Pria itu hanya tersenyum.

“Saya paham pikiran, Mas. Mas pasti heran kenapa orang seperti saya seolah tidak memberikan keinginan ibu saya, bukan?”

“Maaf, Pak, saya ga bermaksud suuzhon.”

“Gak apa-apa, Mas. Sebenarnya ibu saya agak pikun, yang diingatnya hanya momen saat kami masih susah. Dulu Ibu berjuang sendiri membesarkan kelima anaknya. Tapi sesulit apapun itu, beliau selalu menyisihkan tabungannya untuk berkurban. Lagi-lagi kemarin ia keluar rumah tanpa sepengetahuan kami, dan seperti biasa beliau pergi mencari hewan kurban dengan uang yang ia pegang. Untung perginya gak jauh, takutnya malah sampai lupa jalan pulang. Makanya, saya ke sini mau beli kambing yang ditawar ibu saya kemarin, untuk menyampaikan niat ibu saya berkurban.”

Pria itu mengeluarkan amplop tebal berisi lembaran berwarna merah.
“Berapa harganya, Mas?”

“Dua juta dua ratus saja, Pak. Saya sudah janji untuk memberi harga khusus untuknya. Sampaikan saja salam saya buat ibunya,” jawab Harjo sungkan.

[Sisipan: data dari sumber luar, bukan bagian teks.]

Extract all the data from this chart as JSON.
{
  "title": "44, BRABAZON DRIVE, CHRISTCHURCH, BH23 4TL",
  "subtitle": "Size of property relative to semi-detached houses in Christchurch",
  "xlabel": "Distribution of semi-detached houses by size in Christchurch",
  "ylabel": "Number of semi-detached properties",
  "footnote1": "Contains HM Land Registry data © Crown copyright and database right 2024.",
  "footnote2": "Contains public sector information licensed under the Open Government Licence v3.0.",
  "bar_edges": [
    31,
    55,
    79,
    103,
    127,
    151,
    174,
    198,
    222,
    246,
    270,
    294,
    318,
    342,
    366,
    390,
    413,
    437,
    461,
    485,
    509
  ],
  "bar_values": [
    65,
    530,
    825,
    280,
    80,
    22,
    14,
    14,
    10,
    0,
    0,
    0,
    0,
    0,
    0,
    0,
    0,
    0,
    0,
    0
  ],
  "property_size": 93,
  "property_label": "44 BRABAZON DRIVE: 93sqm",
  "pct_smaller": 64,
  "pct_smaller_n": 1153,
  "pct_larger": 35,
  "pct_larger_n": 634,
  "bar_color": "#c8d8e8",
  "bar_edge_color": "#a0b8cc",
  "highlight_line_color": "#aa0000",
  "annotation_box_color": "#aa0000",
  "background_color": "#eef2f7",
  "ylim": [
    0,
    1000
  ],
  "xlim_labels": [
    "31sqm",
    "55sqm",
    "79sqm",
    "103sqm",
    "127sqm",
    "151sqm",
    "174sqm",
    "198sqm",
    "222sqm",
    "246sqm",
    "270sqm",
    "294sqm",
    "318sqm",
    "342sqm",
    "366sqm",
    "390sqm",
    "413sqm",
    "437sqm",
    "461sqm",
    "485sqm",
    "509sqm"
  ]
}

Pria itu tersenyum, lalu menyerahkan amplop itu beserta seluruh isinya. Harjo kaget, uang yang diberi pria itu lebih dari yang ia sebutkan.
“Ambil saja, Mas. Sebagai tambahan untuk salam Mas yang ga bisa saya sampaikan langsung. Ibu saya sudah berpulang dua hari yang lalu. Semoga amplop ini bisa menjadi sedekah baginya, mohon doanya buat ibu saya ya, Mas.”

Harjo tak dapat menahan air mata ketika pria itu telah berlalu, ada sedikit penyelasan dalam hatinya, kenapa tak diberikannya saja kambing pada wanita tua itu tempo hari.[*]

 

Depok, 11 Juli 2022

Syifa Aimbine, hanya seorang ibu dua anak yang mencoba berdamai dengan mimpi yang terlalu tinggi dan mood yang menepi.